Study Findings Presented On Preterm Birth, Gestational Diabetes
University of Pittsburgh research featured at Society for Maternal Fetal Medicine meeting
RENO, Nev., February 11, 2005 — The clinical and basic science research findings of several studies will be presented by researchers from the Magee-Womens Research Institute, which is affiliated with the University of Pittsburgh, at the 25th annual meeting of the Society for Maternal Fetal Medicine. Scientific sessions take place Feb. 7 to 12 at the Reno Hilton in Reno, Nev. Among these findings are:
Immunologic changes in common bacterial infection may be linked to higher risk for preterm birth
Pregnant women with a common gynecological disorder called bacterial vaginosis (BV) had significantly lower levels of vital immune system proteins, indicating a possibly decreased ability to meet other immune-system challenges such as sexually transmitted diseases and infection-related preterm birth, report Hyagriv Simhan, M.D., assistant professor of obstetrics, gynecology and reproductive sciences at the University of Pittsburgh School of Medicine, and his colleagues.
“Bacterial vaginosis is known to alter many aspects of reproductive immunity,” said Dr. Simhan, the study’s first author who also is an assistant investigator at the Magee-Womens Research Institute. “A robust immune system response is needed to defend against infection that can carry grave consequences for pregnant women.”
Researchers studied vaginal swab samples collected from 98 pregnant women between four and 16 weeks’ gestation. Analysis to determine BV status found infection present in slightly more than 30 percent of study participants.
“Symptoms of BV are the No. 1 reason women visit a gynecologist,” said Dr. Simhan, adding that infection rates in some populations are estimated as high as 50 percent. Symptoms of BV include a foul-smelling, milky discharge.

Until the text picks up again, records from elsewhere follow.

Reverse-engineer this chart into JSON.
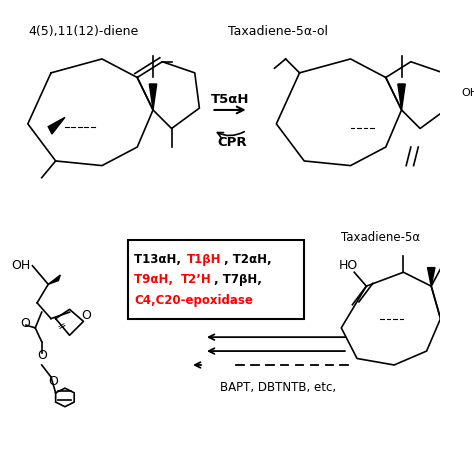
{
  "bg_color": "#ffffff",
  "title_top_left": "4(5),11(12)-diene",
  "title_top_right": "Taxadiene-5α-ol",
  "title_bottom_right": "Taxadiene-5α",
  "arrow_label_top": "T5αH",
  "arrow_label_top2": "CPR",
  "bottom_label": "BAPT, DBTNTB, etc,",
  "label_HO_bottom_right": "HO",
  "label_OH_top_left": "OH"
}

Further analysis found that concentrations of anti-inflammatory immune system proteins interleukin 4, 10 and 13 were significantly lower among women with BV compared to those who did not have it. “BV in pregnancy is associated with an alteration of cervical innate immunity, as represented by a decreased concentration of the three most important anti-inflammatory proteins,” said Dr. Simhan. “This may have an important impact upon a woman’s response to immune challenges.”
Dr. Simhan is presenting the work in a session Thursday, Feb. 10. Additional study authors include Steve Caritis, M.D.; Sharon Hillier, Ph.D.; and Marijane Krohn, Ph.D.
Concentrations of blood protein may point to higher risk of gestational diabetes
Even as early as the first trimester, reduced blood levels of the protein adiponectin were associated with later development of gestational diabetes, report Kristine Yoder Lain, M.D., assistant professor of obstetrics, gynecology and reproductive sciences at the University of Pittsburgh School of Medicine, and her colleagues.
Levels of adiponectin, a protein specific to fat tissue that is known to be involved in obesity, diabetes and heart disease, were analyzed in blood samples taken early in pregnancy from 38 women who later developed gestational diabetes as compared to those from 30 women who did not develop the condition.
“Women with the lowest adiponectin concentrations were 11.2 times more likely to develop gestational diabetes, and this persisted after controlling for body mass index and race,” said Dr. Lain, who is first author of the study and also medical director of the Center for Diabetes and Pregnancy at Magee-Womens Hospital of the University of Pittsburgh Medical Center. “This suggests that women with glucose intolerance of pregnancy may have significant alteration in adiponectin levels long before a diagnosis of gestational diabetes is made.”
Dr. Lain will be presenting her results during a poster session on Thursday, Feb. 10. Additional authors are Paul Speer, M.D.; Stacy McGonigal, B.S.; and James M. Roberts, M.D.